Haste not be made, I value the silence in this swamp of sweetly strewn surrender. I navigate the trail where many persons sunk into the mud. I can clearly keep my footing through the muck others have only attempted to trudge. It’s ignorant to recall the trials within the story of me, a man now unafraid.
Persons can either lionize or demonize the spirit one derives from heartache, and for others to recall my falls will remain bitter. Ask if it’s possible to honor yourself with triumph. God rejects the big plans you made to meet Him halfway.
Humble I remain as I submerge deeper. Time has made this a plethora of affairs and obstacles to clear. All the trickery in the touch of the leaves is amusing to me. I have no Ideals regarding whether I could rise to heroism. I earned the stripes and badges.
Yourself? Can you see or feel my affection? Can you open yourself to the love of nature? Can you forgo the disenchantment as we move to the tall grass waiting for our toil and levity?

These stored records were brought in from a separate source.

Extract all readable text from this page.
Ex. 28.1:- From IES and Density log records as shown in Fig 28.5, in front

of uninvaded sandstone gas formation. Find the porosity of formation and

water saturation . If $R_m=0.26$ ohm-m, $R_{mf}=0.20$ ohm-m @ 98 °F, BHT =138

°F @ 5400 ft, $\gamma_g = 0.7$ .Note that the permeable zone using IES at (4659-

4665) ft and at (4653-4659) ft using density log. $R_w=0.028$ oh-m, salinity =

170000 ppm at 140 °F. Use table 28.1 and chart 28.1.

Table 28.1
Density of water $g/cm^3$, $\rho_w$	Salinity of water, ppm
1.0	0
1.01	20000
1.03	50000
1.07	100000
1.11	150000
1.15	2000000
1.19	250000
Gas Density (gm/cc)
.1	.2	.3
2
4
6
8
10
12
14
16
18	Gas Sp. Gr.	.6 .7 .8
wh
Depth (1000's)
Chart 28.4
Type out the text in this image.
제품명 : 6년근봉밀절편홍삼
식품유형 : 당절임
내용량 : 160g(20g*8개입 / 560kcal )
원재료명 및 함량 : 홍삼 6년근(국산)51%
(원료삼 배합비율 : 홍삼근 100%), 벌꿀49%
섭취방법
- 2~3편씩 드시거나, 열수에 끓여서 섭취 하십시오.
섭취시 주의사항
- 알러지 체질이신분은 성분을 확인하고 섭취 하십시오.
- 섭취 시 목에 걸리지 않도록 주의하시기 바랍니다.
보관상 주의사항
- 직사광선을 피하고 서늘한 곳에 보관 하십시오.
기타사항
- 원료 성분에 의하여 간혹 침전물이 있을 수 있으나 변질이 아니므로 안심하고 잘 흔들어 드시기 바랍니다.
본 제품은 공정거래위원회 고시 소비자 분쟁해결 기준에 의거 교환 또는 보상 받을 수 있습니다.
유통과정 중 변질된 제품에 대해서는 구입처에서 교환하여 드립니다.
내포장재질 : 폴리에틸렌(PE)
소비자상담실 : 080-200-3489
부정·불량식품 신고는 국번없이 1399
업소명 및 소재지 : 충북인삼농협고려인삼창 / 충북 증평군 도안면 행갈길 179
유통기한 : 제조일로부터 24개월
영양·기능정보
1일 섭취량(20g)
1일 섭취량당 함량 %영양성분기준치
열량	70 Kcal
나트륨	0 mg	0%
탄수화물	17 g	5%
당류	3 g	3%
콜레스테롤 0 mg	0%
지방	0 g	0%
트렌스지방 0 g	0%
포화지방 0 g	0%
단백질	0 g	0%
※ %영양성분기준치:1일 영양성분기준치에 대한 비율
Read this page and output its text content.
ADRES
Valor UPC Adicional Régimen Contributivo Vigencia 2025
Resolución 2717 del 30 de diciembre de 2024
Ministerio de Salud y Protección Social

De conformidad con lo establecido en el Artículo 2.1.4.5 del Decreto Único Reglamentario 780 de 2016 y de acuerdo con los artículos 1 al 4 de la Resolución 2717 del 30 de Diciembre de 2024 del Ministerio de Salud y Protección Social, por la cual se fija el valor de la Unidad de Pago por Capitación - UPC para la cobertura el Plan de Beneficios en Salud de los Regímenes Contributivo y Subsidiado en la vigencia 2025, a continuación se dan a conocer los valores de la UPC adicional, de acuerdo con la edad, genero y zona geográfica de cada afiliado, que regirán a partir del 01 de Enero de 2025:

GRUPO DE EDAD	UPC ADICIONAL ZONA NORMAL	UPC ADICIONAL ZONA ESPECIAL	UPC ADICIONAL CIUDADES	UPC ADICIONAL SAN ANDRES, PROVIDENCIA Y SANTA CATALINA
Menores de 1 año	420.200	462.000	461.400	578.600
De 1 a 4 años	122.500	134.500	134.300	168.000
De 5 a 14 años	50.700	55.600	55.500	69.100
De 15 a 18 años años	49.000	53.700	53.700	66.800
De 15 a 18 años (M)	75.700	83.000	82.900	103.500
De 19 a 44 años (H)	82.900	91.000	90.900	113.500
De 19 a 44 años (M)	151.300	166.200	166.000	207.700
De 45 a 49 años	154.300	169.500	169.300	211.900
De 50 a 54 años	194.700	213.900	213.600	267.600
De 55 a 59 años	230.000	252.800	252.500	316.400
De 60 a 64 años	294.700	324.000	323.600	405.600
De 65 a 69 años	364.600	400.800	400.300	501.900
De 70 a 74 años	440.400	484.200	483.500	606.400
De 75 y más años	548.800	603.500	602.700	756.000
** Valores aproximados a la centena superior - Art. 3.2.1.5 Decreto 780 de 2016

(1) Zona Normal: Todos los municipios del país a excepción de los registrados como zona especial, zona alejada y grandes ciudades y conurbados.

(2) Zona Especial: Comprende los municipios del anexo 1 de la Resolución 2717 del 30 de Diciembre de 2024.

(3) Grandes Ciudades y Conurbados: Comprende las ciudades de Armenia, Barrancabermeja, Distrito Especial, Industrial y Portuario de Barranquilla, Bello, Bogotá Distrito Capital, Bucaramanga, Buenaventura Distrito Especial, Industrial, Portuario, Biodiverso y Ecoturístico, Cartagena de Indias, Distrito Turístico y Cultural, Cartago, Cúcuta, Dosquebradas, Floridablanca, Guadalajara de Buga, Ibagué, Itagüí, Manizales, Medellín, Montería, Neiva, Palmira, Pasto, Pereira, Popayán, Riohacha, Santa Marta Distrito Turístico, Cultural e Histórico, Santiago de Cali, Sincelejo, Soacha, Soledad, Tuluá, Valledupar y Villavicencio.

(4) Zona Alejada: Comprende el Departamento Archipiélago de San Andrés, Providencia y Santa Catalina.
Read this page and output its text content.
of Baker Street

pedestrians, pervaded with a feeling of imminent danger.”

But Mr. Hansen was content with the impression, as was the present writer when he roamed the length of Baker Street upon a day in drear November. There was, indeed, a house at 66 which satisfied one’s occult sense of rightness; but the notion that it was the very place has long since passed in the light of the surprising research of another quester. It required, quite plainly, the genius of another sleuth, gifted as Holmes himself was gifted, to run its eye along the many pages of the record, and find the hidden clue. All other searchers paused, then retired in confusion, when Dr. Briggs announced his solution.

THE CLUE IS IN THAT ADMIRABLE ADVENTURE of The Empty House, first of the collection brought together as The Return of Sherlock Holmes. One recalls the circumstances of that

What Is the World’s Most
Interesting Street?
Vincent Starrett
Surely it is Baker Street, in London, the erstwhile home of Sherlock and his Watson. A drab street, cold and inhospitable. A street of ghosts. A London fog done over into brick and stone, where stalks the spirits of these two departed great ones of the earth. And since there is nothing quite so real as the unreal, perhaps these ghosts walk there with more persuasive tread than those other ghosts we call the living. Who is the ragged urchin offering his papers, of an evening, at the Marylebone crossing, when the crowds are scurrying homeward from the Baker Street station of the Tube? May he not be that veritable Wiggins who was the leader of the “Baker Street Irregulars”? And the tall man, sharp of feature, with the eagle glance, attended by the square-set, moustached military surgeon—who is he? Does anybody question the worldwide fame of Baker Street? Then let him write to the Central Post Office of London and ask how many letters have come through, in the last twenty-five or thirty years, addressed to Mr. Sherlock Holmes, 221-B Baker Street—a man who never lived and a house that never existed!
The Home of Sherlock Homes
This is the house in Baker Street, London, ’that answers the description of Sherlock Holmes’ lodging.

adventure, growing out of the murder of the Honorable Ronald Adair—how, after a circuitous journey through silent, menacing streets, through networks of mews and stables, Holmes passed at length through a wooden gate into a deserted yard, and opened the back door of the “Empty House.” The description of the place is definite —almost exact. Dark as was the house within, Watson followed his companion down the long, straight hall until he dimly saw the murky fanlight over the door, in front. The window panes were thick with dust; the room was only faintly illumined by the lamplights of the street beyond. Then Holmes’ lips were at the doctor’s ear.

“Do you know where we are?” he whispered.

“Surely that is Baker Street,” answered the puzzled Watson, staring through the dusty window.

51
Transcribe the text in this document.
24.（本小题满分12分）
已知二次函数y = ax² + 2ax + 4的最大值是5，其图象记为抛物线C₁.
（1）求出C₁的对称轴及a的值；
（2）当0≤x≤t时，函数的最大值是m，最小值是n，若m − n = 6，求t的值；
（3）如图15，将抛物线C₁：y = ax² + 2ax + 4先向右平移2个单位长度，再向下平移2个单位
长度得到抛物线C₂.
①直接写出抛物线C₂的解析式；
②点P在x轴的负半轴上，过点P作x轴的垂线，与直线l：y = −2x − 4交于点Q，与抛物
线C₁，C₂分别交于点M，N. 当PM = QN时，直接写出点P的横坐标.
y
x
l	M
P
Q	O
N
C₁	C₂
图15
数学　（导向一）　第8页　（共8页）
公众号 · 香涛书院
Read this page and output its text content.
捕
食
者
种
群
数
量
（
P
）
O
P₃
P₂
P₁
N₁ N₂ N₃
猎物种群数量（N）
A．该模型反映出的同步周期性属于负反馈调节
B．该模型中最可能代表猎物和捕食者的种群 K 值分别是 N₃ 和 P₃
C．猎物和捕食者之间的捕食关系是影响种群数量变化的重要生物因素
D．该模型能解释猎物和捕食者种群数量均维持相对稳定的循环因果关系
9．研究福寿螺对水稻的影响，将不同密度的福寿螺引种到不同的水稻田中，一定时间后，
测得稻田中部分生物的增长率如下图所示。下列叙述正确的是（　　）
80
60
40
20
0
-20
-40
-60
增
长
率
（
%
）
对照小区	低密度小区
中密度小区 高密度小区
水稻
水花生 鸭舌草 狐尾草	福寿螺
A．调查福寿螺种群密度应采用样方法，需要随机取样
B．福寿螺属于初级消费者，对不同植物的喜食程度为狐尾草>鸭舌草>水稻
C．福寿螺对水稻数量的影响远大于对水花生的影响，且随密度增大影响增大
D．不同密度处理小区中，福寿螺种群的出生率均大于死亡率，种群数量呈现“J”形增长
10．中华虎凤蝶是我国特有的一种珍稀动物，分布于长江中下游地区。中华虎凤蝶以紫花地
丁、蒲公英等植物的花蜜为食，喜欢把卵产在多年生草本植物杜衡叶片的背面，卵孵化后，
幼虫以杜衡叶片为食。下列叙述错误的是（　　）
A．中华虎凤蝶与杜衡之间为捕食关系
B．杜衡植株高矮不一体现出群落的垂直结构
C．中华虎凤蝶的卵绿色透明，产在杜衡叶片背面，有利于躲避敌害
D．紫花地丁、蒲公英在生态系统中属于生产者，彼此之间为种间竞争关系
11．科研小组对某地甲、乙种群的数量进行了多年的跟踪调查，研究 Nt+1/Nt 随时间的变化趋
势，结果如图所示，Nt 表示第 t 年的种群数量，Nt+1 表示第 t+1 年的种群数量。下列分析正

Years ago, I was just a naive youth who was barricaded within the vast misfortune of my efforts. My realities were imaginings once. They were a respite from loneliness. It was a concept to realize discipline is needed. You need to prompt yourself to never fear, but brave elements.
Universe: a community of various types of stars, whether ethereal or on this Earth. Here, I stand to tell my story. You are my first choice, as I should leave myself open to the process.
God almighty, I would cross the depths. Be it sand, mud, or slush, my aspirations are of my making, of my soul, of my desire to be loved.
Dreams, now realities I release into the world I’ve grown to appreciate. I am cheerful that I’ve traversed, I aim for happy media, even when I sink deep.